Pour ce faire, il faudra des initiatives de formation tant au niveau national qu’européen ainsi que le partage d’expériences en matière de surveillance entre les ACN. Par ailleurs, l’adoption de normes communes en matière de surveillance contribuera à l’établissement d’une culture commune de surveillance dans le domaine de la finance durable dans l’ensemble de l’UE.

Les actions de l’ESMA visant à renforcer les capacités des ACN sont :

  • Faciliter l’échange de connaissances et d’informations sur les facteurs ESG entre les ACN par l’élaboration et la mise en œuvre d’un plan de formation en finance durable pour le personnel des ACN et de l’ESMA.
  • Organiser régulièrement des discussions sur les affaires de surveillance et d’application de la réglementation sur la finance durable dans le cadre des comités permanents et des réseaux pertinents de l’ESMA, ainsi que des discussions avec des groupes de travail consultatifs sur des sujets liés à la finance durable.
  • Veiller à ce que les ACN puissent échanger des expériences sur la surveillance et les cas d’application de la réglementation sur la finance durable, les défis auxquels elles sont confrontées et les solutions ou initiatives adoptées pour y remédier.
  • Élaborer des normes de surveillance communes sur les principales questions liées aux critères ESG, dans le manuel de surveillance commune par exemple.

3.3.   Suivre, évaluer et analyser les marchés et les risques ESG

L’ESMA renforcera sa surveillance des évolutions des marchés du carbone de l’UE notamment en tirant parti des capacités d’analyse des données qui existent déjà dans d’autres domaines de la réglementation sur les marchés des capitaux.

Il sera essentiel de s’engager dans des activités telles que l’analyse de scénarios pour les fonds d’investissement, la réalisation des tests de résistance et l’établissement de méthodologies communes pour l’analyse des risques liés au climat en coopération avec notamment les autres autorités de surveillance, la BCE et l’Agence européenne pour l’environnement.
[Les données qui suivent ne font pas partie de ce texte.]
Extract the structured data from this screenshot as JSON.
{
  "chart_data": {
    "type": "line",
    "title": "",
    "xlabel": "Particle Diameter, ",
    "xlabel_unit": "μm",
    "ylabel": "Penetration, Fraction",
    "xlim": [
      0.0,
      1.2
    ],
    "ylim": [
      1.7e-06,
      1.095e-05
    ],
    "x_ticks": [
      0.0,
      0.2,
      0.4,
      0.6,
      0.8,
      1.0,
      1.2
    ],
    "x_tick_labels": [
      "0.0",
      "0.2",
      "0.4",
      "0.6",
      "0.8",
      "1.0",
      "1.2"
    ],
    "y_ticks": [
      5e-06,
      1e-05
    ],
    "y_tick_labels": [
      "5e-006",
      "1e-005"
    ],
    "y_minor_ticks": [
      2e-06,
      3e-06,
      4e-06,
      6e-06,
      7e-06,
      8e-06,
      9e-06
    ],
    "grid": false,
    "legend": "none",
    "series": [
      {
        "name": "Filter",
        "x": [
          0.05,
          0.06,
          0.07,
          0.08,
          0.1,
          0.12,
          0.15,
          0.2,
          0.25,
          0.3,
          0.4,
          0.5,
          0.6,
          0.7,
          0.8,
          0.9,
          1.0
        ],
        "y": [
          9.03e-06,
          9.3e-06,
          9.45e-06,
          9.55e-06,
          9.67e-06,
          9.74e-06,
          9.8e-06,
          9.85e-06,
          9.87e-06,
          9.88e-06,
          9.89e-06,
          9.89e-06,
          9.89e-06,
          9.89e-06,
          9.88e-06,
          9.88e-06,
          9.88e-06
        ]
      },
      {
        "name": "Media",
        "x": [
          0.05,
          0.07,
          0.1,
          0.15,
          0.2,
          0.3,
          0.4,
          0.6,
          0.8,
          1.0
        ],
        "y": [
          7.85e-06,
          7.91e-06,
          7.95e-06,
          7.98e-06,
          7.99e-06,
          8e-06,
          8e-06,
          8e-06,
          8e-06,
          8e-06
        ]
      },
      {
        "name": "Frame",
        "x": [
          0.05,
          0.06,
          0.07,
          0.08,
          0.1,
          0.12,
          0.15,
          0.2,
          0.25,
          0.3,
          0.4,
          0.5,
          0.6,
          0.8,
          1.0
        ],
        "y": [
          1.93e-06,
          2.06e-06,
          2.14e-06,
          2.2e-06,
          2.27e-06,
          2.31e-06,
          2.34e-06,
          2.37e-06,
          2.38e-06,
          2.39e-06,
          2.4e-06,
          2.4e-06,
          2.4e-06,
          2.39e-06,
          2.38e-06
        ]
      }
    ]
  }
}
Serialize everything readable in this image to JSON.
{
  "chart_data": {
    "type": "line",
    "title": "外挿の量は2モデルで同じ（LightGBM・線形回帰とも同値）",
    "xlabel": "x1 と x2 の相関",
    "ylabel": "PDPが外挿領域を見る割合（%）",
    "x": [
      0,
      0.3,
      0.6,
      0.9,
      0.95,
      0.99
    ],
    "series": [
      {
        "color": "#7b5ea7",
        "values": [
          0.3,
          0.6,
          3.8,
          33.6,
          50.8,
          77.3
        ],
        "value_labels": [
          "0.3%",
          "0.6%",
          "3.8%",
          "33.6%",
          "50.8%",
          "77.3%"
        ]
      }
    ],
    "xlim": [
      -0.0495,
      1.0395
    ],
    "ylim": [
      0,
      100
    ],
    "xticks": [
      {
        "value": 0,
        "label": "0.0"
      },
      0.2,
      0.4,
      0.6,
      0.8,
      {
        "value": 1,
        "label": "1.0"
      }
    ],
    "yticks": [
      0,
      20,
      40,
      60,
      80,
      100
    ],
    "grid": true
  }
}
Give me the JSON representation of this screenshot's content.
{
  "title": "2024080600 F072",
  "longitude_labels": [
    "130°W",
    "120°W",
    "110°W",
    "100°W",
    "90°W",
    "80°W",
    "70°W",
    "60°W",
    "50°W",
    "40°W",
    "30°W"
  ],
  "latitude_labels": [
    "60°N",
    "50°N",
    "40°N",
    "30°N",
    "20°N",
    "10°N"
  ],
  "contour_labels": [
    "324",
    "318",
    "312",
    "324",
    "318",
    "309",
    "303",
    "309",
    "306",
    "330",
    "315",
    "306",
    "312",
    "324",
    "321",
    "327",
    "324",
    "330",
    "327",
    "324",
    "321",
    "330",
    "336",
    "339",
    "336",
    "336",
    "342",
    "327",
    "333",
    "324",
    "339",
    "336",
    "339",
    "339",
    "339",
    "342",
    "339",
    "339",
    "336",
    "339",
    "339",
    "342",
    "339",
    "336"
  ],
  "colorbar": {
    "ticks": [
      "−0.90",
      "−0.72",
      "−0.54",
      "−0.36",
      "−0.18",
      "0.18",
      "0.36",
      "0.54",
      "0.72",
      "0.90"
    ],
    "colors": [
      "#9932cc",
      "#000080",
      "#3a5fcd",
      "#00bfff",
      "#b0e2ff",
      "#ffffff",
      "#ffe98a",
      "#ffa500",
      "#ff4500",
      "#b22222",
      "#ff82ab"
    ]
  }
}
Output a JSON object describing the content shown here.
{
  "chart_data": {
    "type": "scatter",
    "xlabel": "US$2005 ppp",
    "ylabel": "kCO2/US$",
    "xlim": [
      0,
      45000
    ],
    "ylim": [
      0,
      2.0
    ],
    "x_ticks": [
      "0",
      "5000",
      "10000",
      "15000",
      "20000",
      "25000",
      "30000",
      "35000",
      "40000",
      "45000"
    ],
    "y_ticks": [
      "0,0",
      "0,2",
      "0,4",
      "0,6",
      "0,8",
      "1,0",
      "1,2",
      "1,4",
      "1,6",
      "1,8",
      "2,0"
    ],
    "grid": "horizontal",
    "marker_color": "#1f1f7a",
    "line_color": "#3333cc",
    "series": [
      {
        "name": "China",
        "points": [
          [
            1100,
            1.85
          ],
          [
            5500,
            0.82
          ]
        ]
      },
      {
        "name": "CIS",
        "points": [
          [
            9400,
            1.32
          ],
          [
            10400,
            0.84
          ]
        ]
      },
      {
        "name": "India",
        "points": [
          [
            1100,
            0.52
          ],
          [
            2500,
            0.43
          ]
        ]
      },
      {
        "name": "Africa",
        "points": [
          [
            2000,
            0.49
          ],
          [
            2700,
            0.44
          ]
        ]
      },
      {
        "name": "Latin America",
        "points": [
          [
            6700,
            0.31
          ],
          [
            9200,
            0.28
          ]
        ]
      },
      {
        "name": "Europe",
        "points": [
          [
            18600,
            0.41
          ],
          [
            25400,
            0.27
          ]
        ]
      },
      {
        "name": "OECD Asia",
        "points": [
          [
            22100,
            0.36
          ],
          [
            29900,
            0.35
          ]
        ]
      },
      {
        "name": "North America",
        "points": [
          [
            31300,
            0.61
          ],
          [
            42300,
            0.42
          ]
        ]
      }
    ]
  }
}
Ainsi, la feuille de route de la finance durable principalement concerne les secteurs suivants :

  • Gestion d’actifs.
  • Services d’investissement.
  • Publication et la gouvernance des émetteurs.
  • Benchmarks.
  • Ratings (rating crédit et rating ESG).
  • Trading et post-trading.
  • Innovation financière.

La surveillance et l’évaluation des risques sont toutefois entravées par de graves problèmes liés à la disponibilité et la qualité des données. Les problèmes de disponibilité des données découlent du nombre actuellement limité d’entreprises publiant des informations ESG, ainsi que la granularité insuffisante des publications.

  • Les problèmes de disponibilité et de qualité des données sont apparus dans l’ensemble des secteurs suivants :
    • Les gestionnaires d’actifs et les autres investisseurs ont besoin de données ESG fiables et comparables pour se conformer aux exigences réglementaires, soutenir leurs investissements durables et permettre la transition vers l’investissement dans des économies plus vertes.
    • Dans le cas des publications d’entreprises, les problèmes de données sont liés, entre autres, à l’absence de la normalisation et de leur faible fiabilité, car les entreprises ont tendance à produire des rapports de manière sélective selon les différents dispositifs (« cherry-picking ») et d’utiliser différentes approches et avec une transparence limitée sur les méthodologies et les sources de données.
    • Pour les benchmarks, les problèmes de données sont principalement liés au manque de données qui nuit aux publications faites par les administrateurs de référence.
    • De nombreuses ACN ont une connaissance et une expérience limitées en matière d’innovation et les technologies financières vertes.
    • Un certain travail spécifique est nécessaire pour adapter les concepts et les approches de l’évaluation des risques climatiques pour des domaines tels que les contreparties centrales.

4.  Références

esma30-379-1051_sustainable_finance_roadmap.pdf (europa.eu)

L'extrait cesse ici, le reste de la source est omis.